The United States Commission on International Religious Freedom Reauthorization Act of 2014 is a bill that would amend the International Religious Freedom Act of 1998 to reauthorize the U.S. Commission on International Religious Freedom (USCIRF) as an independent federal government advisory body through FY2019.

The bill was introduced into the United States House of Representatives during the 113th United States Congress.

==Background==
The USCIRF defines itself as "an independent, bipartisan U.S. federal government commission, the first of its kind in the world, dedicated to defending the universal right to freedom of religion or belief abroad. USCIRF reviews the facts and circumstances of religious freedom violations and makes policy recommendations to the President, the Secretary of State, and Congress." Commissioners are selected by the President and the leadership of both chambers of Congress.

==Provisions of the bill==
This summary is based largely on the summary provided by the Congressional Research Service, a public domain source.

The United States Commission on International Religious Freedom Reauthorization Act of 2014 would amend the International Religious Freedom Act of 1998 to reauthorize the U.S. Commission on International Religious Freedom (USCIRF) as an independent federal government advisory body through FY2019.

The bill would remove authority under which a USCIRF member may serve after the expiration of that member's term until a successor has taken office.

The bill would amend the Foreign Service Act of 1980 to require the United States Secretary of State to receive assistance from USCIRF when establishing training for Foreign Service Officers in the field of internationally recognized human rights, including instruction regarding the relationship between religious freedom and security, as well as the role of religious freedom in U.S. foreign policy.

The bill would encourage the United States Department of State to allow classified information to be accessed by USCIRF Commissioners and staff with the appropriate security clearance.

The bill would revise restrictions on USCIRF's acceptance of gifts and donations to permit sponsoring private parties to provide compensation and benefits to interns, fellows, and volunteers.
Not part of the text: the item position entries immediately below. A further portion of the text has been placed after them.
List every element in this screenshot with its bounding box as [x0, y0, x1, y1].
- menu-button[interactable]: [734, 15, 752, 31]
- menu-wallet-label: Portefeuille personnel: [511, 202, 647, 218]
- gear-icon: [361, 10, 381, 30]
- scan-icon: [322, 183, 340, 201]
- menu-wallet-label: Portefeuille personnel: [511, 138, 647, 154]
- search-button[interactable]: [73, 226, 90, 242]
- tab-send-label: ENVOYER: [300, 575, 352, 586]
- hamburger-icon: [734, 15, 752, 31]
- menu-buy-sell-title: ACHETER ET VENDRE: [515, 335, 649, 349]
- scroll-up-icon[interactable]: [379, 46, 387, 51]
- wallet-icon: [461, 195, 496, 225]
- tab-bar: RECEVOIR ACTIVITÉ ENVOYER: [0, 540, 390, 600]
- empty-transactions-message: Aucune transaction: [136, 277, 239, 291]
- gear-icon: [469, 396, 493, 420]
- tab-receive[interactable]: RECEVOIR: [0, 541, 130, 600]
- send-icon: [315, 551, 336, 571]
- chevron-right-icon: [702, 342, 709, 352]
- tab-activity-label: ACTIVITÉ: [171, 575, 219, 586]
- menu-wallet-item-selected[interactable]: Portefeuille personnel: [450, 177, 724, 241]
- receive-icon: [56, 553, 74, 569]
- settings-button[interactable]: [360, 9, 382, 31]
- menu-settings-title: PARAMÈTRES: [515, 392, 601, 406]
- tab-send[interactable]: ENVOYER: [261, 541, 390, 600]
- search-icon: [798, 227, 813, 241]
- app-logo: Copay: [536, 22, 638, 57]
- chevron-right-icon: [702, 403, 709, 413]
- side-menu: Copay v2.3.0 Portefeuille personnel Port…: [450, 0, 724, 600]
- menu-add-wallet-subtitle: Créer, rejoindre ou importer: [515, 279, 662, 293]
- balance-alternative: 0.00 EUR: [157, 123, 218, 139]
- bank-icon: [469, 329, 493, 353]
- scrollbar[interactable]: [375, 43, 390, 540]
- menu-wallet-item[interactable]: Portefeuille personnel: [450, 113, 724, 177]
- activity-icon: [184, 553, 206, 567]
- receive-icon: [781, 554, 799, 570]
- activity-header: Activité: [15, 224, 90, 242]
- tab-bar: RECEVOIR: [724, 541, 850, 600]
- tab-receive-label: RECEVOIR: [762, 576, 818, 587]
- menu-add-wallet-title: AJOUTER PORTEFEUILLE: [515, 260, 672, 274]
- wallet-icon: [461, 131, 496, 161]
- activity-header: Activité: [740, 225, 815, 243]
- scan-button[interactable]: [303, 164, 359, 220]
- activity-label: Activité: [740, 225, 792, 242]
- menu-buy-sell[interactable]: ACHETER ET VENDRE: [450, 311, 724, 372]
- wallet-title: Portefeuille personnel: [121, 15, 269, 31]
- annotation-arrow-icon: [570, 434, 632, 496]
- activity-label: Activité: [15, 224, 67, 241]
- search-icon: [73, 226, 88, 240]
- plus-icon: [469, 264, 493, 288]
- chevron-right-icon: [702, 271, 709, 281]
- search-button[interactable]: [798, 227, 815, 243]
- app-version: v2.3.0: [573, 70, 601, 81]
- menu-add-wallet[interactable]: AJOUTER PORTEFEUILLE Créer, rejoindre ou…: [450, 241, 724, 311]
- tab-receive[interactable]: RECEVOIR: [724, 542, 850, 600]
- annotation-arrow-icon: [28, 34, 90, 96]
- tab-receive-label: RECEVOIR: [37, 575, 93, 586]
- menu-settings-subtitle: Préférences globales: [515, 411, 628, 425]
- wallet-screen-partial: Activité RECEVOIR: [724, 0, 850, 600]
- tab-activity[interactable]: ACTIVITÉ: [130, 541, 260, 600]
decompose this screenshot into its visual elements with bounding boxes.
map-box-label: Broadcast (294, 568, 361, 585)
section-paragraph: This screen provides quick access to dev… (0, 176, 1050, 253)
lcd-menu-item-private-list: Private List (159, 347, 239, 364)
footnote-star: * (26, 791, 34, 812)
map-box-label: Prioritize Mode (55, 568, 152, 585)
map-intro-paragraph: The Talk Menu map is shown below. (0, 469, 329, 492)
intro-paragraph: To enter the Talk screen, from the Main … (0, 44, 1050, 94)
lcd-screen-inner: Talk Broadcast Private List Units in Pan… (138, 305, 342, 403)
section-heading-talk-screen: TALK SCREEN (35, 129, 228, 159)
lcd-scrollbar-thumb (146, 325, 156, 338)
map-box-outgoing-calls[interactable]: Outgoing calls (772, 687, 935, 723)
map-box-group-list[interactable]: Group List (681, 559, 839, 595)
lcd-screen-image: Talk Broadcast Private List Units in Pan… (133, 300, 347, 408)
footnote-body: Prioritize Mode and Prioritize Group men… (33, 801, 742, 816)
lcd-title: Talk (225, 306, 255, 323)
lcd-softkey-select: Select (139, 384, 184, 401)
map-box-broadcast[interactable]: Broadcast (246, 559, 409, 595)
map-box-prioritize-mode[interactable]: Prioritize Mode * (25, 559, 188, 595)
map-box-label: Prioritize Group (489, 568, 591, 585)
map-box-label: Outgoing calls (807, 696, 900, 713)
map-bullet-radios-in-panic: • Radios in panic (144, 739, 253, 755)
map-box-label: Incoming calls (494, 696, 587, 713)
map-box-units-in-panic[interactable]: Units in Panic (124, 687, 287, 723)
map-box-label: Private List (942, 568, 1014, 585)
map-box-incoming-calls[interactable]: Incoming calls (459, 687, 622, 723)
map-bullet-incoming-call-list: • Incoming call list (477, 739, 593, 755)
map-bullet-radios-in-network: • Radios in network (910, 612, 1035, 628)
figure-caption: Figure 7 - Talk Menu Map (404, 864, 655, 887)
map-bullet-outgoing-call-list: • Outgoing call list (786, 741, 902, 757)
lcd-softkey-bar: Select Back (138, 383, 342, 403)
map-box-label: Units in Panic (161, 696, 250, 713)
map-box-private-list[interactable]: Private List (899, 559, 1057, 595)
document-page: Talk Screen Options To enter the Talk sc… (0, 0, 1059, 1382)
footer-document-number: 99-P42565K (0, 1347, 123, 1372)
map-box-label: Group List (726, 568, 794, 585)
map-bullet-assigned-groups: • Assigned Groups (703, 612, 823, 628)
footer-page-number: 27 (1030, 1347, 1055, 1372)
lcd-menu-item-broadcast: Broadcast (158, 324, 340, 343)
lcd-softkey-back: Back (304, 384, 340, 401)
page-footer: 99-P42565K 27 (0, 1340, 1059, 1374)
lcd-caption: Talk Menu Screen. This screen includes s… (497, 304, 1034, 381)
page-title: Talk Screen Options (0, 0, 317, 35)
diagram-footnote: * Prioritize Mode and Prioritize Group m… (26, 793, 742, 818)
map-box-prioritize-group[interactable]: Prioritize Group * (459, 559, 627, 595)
==Congressional Budget Office report==
This summary is based largely on the summary provided by the Congressional Budget Office, as ordered reported by the House Committee on Foreign Affairs on June 26, 2014. This is a public domain source.

H.R. 4653 would extend the authorities of the United States Commission on International Religious Freedom by five years, through 2019. It also would authorize the appropriation of $3 million to the commission each year over that five-year period.

Assuming appropriation of the specified amounts, the Congressional Budget Office (CBO) estimates that implementing the bill would cost $15 million over the 2015-2019 period. Section 3 would require that Foreign Service officers receive additional training on religious freedom; CBO estimates that implementing that training would have insignificant costs.

==Procedural history==
The United States Commission on International Religious Freedom Reauthorization Act of 2014 was introduced into the United States House of Representatives on May 9, 2014, by Rep. Frank R. Wolf (R, VA-10). The bill was referred to the United States House Committee on Foreign Affairs and the United States House Foreign Affairs Subcommittee on Africa, Global Health, Global Human Rights and International Organizations. The House Foreign Affairs Committee passed the bill on June 26, 2014.

==Debate and discussion==
Supporters of the reauthorization of the USCIRF, such as Alan J. Reinach, argued that it should be reauthorized because "religious freedom is first both in our Constitution and in our hierarchy of values, because without respect for the freedom to order one's life according to the things held to be sacred, one loses an essential part of what makes a person human." Reinach also argued that "if Americans stop caring, the tyrants of the world will get the signal that it is open season on religious dissidents" leading to their deaths, so the USCIRF should be reauthorized to prevent this. Supporter Lincoln E. Steed agreed that the USCIRF should be reauthorized, but criticized the organization as being one that "can as easily provide cover for inaction as spur official policy."